The answer comes down to personal management, of course, and there’s no way for anyone besides Jim Furyk to know exactly what notes to sing. Yet it’s an incredibly vital part of his job.

Paul McGinley had a terrific system in Gleneagles, when he paired Lee Westwood and Graeme McDowell with rookies Jamie Donaldson and Victor Dubuisson, respectively, and cast the veterans as sherpas whose role was to win foursomes points with their young charges. It worked, but it may not be the perfect model for Furyk, because Mickelson and Bubba are not playing well, and Bubba in particular is not well suited to being anyone’s guide. It looks like he might try out the shepherd strategy with Mickelson and Finau, but it would likely have to come in morning four-ball. The ideal situation is that they win, sit for the afternoon, and play again on Saturday morning, but that assumes that Finau doesn’t crack under the Ryder Cup pressure, and that Mickelson is happy with playing just one session per day.

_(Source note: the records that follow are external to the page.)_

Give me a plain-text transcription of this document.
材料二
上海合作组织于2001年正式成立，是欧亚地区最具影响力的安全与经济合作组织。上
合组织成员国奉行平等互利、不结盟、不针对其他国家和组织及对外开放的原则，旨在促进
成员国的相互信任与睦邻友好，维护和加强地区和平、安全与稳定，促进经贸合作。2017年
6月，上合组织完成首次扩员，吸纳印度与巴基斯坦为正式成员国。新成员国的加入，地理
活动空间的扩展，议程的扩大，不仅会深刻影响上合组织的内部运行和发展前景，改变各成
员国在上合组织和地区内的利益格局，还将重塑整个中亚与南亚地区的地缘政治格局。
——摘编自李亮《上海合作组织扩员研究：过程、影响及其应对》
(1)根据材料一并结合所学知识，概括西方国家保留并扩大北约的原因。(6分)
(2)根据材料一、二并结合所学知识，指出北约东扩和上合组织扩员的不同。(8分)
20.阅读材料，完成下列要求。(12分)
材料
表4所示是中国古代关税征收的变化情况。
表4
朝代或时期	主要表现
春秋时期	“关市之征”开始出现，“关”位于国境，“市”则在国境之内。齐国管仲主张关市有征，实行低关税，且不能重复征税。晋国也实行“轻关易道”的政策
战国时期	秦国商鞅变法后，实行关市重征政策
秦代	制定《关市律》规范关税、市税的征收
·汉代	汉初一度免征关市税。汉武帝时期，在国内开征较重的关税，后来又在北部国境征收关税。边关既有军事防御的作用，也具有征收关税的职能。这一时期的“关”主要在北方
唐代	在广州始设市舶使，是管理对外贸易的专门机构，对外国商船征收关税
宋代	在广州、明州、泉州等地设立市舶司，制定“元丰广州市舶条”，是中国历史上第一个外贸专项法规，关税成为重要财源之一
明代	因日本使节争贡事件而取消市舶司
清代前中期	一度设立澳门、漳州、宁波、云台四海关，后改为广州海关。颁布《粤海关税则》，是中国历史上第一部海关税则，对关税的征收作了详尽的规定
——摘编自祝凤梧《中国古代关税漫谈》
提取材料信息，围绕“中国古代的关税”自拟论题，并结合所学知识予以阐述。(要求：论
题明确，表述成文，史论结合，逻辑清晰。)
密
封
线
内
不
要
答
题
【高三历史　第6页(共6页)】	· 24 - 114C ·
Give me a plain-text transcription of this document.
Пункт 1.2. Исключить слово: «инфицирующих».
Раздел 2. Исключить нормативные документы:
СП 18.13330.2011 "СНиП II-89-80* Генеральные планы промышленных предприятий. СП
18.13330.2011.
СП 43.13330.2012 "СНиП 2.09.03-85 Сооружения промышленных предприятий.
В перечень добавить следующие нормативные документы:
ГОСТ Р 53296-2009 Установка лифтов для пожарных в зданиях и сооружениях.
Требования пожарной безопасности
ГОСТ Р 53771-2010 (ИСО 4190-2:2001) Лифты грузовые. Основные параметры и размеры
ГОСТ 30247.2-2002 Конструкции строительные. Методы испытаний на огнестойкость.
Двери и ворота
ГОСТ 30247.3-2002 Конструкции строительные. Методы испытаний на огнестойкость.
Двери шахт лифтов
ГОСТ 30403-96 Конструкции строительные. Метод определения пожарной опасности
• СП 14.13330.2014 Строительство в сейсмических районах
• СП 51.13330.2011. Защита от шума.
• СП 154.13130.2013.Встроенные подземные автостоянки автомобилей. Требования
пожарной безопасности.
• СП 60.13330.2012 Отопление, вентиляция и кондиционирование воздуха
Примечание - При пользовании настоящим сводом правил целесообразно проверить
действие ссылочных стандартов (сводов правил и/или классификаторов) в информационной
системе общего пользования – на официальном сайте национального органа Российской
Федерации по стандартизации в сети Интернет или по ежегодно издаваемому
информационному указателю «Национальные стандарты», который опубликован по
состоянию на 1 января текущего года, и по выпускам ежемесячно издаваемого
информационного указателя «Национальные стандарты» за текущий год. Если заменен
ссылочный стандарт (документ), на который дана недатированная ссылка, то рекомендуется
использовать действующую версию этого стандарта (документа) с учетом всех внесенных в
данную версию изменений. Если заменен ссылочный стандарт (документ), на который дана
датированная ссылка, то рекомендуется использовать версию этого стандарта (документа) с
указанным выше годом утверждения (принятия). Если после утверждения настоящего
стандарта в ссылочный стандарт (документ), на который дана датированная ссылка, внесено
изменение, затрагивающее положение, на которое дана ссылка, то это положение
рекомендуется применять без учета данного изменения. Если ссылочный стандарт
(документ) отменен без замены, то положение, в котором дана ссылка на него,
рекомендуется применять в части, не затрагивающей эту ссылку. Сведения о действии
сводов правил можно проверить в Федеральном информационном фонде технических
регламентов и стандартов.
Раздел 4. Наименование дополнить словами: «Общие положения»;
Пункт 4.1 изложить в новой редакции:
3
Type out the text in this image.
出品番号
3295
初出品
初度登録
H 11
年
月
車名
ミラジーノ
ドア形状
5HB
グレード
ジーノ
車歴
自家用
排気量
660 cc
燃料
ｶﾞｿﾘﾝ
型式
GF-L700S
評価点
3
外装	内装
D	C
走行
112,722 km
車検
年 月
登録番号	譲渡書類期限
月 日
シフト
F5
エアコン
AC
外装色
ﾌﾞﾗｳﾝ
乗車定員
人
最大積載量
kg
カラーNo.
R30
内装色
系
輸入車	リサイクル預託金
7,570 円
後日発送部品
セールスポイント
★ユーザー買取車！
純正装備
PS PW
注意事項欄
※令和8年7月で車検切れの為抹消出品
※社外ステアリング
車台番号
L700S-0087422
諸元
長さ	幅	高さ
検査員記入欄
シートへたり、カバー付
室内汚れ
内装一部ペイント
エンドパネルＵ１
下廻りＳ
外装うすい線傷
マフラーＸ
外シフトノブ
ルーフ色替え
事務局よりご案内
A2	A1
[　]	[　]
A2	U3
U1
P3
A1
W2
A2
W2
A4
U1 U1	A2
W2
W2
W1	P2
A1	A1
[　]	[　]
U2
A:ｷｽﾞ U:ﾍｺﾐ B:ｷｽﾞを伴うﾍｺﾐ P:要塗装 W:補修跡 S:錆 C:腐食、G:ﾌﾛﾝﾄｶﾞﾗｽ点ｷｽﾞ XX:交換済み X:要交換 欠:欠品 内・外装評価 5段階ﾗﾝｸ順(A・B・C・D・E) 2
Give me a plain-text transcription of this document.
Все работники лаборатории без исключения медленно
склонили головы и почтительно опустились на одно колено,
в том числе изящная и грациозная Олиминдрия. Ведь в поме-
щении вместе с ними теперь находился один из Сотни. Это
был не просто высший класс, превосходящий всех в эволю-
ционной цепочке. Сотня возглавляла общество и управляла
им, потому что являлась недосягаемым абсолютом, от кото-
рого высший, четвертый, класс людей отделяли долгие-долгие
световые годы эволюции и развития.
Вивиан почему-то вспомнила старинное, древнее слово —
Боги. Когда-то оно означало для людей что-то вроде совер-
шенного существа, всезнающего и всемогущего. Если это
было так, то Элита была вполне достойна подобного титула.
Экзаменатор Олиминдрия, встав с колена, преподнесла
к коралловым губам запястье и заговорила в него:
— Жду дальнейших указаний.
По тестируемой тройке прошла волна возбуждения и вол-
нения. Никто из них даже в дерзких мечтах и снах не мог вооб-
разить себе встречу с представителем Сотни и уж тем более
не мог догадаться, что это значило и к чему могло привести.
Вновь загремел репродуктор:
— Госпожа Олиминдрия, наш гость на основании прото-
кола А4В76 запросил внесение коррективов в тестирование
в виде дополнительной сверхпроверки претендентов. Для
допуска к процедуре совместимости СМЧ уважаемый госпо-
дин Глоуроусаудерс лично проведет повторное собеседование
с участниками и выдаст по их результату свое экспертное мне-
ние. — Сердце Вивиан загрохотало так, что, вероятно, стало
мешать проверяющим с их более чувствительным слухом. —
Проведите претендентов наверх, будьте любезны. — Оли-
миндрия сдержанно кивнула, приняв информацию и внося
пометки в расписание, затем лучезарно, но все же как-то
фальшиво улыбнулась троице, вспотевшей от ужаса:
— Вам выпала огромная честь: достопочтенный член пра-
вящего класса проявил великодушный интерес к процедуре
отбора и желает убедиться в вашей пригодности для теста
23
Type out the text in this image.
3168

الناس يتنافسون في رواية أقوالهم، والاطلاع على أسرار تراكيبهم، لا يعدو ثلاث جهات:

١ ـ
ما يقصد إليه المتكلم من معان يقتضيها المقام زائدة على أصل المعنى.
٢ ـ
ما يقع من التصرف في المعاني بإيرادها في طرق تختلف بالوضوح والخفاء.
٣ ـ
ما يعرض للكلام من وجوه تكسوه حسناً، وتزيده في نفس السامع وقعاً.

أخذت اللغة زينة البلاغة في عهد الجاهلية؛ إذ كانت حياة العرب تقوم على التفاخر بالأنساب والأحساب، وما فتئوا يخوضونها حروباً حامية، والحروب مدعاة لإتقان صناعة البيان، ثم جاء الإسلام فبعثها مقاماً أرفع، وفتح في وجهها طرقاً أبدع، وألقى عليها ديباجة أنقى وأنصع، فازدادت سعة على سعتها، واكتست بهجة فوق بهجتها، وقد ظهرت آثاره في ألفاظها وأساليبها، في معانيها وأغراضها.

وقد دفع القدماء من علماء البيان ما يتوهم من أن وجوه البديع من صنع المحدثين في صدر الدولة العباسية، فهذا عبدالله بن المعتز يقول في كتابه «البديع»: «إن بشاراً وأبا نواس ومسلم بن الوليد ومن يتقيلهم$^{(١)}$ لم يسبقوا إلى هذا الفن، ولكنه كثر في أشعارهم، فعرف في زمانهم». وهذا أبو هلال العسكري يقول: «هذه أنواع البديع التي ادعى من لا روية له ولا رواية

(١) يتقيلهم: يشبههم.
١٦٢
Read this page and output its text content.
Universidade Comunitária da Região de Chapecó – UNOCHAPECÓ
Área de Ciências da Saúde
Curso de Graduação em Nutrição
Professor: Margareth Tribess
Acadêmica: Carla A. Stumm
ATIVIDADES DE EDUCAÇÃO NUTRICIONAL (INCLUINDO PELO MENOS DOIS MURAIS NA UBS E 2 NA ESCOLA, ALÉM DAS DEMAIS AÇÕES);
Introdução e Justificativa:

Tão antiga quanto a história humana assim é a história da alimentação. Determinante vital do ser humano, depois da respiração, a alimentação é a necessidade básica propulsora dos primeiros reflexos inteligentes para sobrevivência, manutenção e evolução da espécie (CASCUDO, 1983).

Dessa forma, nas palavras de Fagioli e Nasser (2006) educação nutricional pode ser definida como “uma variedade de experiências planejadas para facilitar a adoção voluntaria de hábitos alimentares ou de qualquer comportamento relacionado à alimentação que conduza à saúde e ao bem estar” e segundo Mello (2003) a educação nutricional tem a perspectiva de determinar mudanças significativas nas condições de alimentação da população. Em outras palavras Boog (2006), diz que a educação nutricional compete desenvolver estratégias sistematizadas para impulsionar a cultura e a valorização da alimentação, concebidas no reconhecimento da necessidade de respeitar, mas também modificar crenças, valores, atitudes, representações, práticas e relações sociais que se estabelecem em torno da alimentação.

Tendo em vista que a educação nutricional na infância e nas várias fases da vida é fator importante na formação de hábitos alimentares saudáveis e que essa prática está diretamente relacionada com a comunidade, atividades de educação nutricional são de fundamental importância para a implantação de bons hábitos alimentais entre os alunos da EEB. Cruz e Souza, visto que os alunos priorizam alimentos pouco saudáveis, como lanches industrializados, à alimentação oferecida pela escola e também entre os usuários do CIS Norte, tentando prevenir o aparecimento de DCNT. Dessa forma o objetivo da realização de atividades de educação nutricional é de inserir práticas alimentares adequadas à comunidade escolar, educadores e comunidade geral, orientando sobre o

As for Reed and Spieth, Furyk is mostly reduced to hoping for the best. If they struggle, he’ll have to deliver the bitter news and hope they’re both mature enough to accept an unlikely demotion.

Furyk is the rare golfer who thinks deeply about every question he’s asked, and brings a curious mind to his sport. Journalists love him, players respect him. He’ll be the same as captain, and you can bet he’ll have considered almost every angle on the course. His greatest challenge, though, will be managing expectations and personalities off the course, particularly when his team hits the inevitable patch of adversity. If he can’t prepare his struggling stars for the prospect of sitting out a crucial session—or perhaps an entire Saturday—he’s in trouble. He must discover how to make them accept his decisions with equanimity while remaining supportive of the team and staying inspired for Sunday singles. Otherwise, his exacting preparation will crumble around him.

There are extremely strong players on Team USA, and they need to be playing in the crucial moments. Identifying them is the easy part. Keeping everyone happy while making the tough choice is where the road gets rocky, and Furyk’s ability to solve this riddle could define the outcome of the Paris Ryder Cup.